Reece exhales like he’s bored. Then—

He drags me back a step. I stumble with him, his arm locking tighter around my throat, cutting off just enough air to make my vision flicker at the edges.

“Here’s what’s going to happen,” he says, calm. Controlled. Like he’s explaining directions.

Not a threat. A plan. My stomach drops.

No. No no no—

Daisy moves first. She steps past Cat like she’s not even there, heels clicking against the floor, phone already in her hand.

“All set out back,” she says casually, glancing at Reece. “We’re clear.”

Clear for what?

Cat lunges. Fast. Desperate. Daisy doesn’t even flinch. One of the guys intercepts her, catching her around the waist and hauling her back hard enough her feet leave the ground.

“Get off me!” she screams, thrashing.

“CAT—” I choke out, the word breaking as Reece’s arm tightens again.

“Enough,” he snaps.

Everything stills. Not because they want to. Because they have to. Because the gun is still at my head.

Reece leans in slightly, his mouth close to my ear. “You’re coming with us,” he says, almost gently.

Ice floods my veins.

“No,” I whisper, even though I know it doesn’t matter.

He huffs a quiet laugh. “That wasn’t a question.”

Xander loses it. “NO—”

The chair tips. Crashes. He hits the ground hard, still fighting, still trying to get up, the tape stretching, tearing, his breath ragged and furious.

“Penny, don’t—don’t let them—”

“I’m right here,” I say quickly, the words tumbling out before I can stop them. “I’m okay—”

Lie.

Lie.

Lie.

But I need him to hear it. Need him to not break. Because if he breaks, I will.

Reece starts walking and I have no choice but to go with him. My feet drag at first, then catch, then move. One step. Then another.

Daisy is already at the back door, pushing it open. Cold air rushes in. Darkness. Gravel. Freedom so close it feels like a joke.

“Wait—” Cat gasps behind us, voice cracking. “Please—please don’t—”

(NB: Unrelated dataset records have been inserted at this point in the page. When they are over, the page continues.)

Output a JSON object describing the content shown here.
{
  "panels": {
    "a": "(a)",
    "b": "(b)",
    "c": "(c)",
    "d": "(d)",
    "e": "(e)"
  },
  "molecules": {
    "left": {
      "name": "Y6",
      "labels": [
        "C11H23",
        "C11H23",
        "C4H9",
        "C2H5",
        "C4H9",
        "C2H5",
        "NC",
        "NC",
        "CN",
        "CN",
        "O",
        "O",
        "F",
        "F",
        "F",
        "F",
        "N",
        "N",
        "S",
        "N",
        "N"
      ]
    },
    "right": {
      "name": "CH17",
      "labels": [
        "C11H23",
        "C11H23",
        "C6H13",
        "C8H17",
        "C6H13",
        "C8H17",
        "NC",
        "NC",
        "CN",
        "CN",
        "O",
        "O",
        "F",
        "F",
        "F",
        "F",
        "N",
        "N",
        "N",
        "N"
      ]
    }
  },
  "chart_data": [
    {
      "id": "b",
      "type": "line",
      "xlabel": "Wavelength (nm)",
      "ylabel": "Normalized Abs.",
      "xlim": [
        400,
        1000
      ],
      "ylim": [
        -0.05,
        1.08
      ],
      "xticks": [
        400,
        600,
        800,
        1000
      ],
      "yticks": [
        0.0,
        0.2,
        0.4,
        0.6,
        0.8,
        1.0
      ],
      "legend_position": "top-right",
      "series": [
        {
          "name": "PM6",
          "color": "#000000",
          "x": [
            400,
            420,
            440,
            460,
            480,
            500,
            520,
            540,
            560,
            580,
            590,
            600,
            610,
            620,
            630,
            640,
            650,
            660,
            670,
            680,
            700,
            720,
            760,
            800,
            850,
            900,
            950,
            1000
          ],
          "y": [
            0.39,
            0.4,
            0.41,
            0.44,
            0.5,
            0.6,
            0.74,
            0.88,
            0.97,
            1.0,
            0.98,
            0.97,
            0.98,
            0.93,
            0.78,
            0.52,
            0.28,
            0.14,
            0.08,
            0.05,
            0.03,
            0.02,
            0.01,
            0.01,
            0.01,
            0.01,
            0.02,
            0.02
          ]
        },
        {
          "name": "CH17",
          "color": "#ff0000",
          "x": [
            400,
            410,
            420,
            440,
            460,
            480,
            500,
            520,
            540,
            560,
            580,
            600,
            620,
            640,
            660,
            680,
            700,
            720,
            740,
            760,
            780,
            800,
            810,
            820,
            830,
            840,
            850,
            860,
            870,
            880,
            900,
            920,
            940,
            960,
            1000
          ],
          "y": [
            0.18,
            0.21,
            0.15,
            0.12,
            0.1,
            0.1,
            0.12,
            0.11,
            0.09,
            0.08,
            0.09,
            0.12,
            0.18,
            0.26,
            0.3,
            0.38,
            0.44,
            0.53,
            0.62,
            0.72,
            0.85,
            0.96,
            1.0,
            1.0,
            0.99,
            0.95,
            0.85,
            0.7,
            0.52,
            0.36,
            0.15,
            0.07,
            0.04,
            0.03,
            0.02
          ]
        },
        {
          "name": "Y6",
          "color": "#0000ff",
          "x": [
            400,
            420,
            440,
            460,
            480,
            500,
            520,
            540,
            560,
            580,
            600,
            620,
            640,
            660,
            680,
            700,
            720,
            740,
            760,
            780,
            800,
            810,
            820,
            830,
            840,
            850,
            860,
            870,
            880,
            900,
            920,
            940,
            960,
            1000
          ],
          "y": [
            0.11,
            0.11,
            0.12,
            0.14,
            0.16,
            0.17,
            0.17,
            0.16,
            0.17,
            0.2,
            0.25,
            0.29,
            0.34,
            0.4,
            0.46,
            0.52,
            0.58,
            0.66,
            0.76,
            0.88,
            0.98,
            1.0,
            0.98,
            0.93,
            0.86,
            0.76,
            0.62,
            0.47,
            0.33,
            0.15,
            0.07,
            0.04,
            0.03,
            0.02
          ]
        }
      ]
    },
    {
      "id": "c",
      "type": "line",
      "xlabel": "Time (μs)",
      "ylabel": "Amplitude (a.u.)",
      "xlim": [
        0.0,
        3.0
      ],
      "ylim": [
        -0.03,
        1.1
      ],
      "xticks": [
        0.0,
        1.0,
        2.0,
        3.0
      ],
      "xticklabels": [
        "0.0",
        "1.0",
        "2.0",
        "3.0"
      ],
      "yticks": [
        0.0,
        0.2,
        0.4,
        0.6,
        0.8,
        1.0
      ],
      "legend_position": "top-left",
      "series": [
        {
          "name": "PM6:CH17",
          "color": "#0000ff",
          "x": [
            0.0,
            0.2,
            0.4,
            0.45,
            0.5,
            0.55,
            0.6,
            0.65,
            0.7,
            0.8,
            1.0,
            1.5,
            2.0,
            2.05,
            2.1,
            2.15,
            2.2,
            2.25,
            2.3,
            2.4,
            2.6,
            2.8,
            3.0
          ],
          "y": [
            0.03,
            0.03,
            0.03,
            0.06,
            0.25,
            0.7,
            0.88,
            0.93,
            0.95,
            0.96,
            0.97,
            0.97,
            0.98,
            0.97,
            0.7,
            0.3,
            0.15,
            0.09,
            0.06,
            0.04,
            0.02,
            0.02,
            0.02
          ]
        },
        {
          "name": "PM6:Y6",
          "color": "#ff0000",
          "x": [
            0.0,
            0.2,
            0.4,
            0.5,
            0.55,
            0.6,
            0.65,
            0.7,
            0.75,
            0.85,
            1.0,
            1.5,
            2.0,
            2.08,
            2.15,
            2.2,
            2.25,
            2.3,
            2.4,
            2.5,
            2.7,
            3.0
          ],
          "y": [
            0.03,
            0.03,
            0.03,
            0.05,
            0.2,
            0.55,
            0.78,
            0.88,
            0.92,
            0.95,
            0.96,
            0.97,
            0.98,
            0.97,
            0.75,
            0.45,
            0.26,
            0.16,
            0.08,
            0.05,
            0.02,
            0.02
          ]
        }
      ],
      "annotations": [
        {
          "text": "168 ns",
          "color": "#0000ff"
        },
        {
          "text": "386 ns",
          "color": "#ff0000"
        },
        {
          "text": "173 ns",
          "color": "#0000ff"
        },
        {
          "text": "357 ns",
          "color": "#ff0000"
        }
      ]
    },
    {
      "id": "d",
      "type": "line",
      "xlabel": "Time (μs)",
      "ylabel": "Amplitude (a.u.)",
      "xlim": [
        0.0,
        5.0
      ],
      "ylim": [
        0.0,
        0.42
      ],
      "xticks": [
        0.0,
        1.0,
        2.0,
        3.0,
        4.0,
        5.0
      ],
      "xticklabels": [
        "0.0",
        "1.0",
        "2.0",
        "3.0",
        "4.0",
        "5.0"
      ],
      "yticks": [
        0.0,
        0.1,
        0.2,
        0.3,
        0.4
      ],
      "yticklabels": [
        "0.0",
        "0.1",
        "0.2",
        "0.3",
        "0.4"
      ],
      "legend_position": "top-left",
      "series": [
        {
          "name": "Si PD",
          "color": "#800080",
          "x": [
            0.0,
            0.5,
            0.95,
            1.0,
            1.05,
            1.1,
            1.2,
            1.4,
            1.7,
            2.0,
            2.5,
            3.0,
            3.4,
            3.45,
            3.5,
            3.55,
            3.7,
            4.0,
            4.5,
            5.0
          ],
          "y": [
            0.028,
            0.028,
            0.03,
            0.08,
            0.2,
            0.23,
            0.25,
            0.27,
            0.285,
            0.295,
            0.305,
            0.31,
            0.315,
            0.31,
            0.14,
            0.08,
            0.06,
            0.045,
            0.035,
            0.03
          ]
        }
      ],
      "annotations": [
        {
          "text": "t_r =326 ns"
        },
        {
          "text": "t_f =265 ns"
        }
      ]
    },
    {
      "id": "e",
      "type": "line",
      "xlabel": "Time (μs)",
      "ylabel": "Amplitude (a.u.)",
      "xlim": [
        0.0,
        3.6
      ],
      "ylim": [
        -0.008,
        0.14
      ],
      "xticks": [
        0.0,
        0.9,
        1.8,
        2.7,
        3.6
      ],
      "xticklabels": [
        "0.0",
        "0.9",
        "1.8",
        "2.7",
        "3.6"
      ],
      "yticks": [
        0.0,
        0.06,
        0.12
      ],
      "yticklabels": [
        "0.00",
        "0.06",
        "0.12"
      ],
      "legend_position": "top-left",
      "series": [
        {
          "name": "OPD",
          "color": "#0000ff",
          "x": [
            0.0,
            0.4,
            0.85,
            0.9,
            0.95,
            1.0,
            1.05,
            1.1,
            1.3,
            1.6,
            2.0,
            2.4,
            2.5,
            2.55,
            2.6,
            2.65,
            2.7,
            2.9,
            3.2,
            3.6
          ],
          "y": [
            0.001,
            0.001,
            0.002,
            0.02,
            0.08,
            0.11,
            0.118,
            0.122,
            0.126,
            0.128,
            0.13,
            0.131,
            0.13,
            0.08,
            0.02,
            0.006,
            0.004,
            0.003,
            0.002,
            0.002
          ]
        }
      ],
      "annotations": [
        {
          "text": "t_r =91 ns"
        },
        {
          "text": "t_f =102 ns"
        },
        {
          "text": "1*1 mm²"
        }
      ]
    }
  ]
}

The door slams open fully and there it is. A black van with the engine running and side door already sliding open.

Of course. Of course this was planned.

My heart starts slamming now, panic clawing its way up my throat, sharp and choking.

“No,” I breathe, digging my heels in.

Reece doesn’t even pause. He just shifts his weight and lifts me slightly off the ground, dragging me forward like I weigh nothing.

“Stop—” I gasp, grabbing at his arm, nails digging into his skin.

He squeezes my throat. Not enough to knock me out. Enough to make everything go fuzzy.

“Don’t make this harder,” he mutters.

Daisy grabs my arm and yanks. Between the two of them, I don’t stand a chance. I’m hauled to the van, shoved forward—

And then I twist.

Hard. Just enough to look back.

Xander is on the ground. Bleeding. Fighting. Still trying to get to me.

“PENNY—!”

The door slams. Darkness swallows me whole. The lock clicks. And the engine revs.